Sé que habría gente que llegaría con sus abrazos sin estrenar, como los de los cascarrabias, a proponérmelos; otros a pintar los descoloridos por el tiempo sin uso, los empolvados y mohosos por olvidados en el rincón más inapropiado del alma, y hasta algún que otro colectivo de empresa pudiera aportar una lista, cual si se tratara de un registro de piezas ociosas entre funcionarios y subordinados, o esos inventarios de lento movimiento que necesitan de nuevas estrategias de mercado.
Algunos vendrían, como quien acude al consolidado de enseres menores, con aquellos abrazos escachados por cierto desamor o un amor no correspondido; el que el padre le negó a un hijo; el que sufrió un cortocircuito y quemó su maquinaria al interponerse el interés material, y hasta el que queriéndose dar se hace añicos, y acude con la esperanza de poder recuperarlo, cuando el ser que más amamos se nos escapa de la vida sin tiempo para regalárselo.

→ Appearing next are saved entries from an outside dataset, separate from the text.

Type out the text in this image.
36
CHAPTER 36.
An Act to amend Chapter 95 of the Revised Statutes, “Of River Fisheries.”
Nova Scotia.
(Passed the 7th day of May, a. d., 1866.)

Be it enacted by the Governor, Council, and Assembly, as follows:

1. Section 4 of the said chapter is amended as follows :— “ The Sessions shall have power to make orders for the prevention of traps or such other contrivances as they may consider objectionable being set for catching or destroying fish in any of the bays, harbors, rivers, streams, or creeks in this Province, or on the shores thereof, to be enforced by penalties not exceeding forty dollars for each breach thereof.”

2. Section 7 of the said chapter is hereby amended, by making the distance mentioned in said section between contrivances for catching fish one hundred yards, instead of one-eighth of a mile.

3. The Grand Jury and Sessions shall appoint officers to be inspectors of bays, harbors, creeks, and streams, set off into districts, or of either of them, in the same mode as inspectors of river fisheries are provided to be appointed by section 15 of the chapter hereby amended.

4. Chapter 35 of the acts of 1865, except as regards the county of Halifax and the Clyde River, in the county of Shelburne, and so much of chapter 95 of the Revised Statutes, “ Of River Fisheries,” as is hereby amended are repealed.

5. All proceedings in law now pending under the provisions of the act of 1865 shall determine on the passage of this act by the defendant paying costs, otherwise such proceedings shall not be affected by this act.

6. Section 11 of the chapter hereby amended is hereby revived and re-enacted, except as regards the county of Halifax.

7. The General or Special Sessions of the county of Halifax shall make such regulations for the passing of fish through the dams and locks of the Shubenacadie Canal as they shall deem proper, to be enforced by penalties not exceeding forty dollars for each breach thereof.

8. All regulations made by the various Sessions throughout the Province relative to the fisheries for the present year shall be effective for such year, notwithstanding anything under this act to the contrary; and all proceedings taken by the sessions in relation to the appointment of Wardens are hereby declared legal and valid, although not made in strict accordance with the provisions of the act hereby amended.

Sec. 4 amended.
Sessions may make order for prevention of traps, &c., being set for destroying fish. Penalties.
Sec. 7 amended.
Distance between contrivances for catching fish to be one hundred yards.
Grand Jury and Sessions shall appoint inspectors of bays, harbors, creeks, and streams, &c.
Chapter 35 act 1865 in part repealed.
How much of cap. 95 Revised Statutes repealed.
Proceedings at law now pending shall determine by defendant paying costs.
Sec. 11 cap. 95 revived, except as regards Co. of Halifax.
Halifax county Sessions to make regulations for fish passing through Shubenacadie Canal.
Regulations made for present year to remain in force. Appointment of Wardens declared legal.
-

Doy fe de que en mi taller no habría ausencias de piezas de repuesto por demoras de tardanza en la transportación hasta el puerto del cariño, ni se pagaría por sobrestadías o lentitud en la descarga. Tendría los abrazos allí de todos tamaños y colores, con brillos y lentejuelas para los más caribeños y otros sobrios, de ocasión, deportivos o de salir, ligeros para las noches de verano y más gruesos para los días invernales, cuando las nostalgias los ponchan sin solución alguna. Y algo muy importante: al marcharse el cliente le entregaría un cheque al portador donde rezara: ¡Gracias por venir! ¡Recomiéndenos a algún amigo o amiga! ¡Vuelva pronto! Recuerde esa frase que dice «Todos somos ángeles con una sola ala y debemos abrazarnos si queremos volar».
Digo que el país cambia y nosotros debemos cambiar… para bien. No solo físicamente, sino también como Nación que es algo más profundo, por raigal, que la geografía de cualquier territorio.
Puede que la burocracia, cuando se entere de mi idea sin patente, intente imponerme una multa y, en el peor de los casos, hasta me quiera llevar preso por ilegal y por tratar de subvertir las leyes. Mas no importa. Juro que este año que comienza lo voy a intentar. ¿Te arriesgas a abrir este «negocio» conmigo?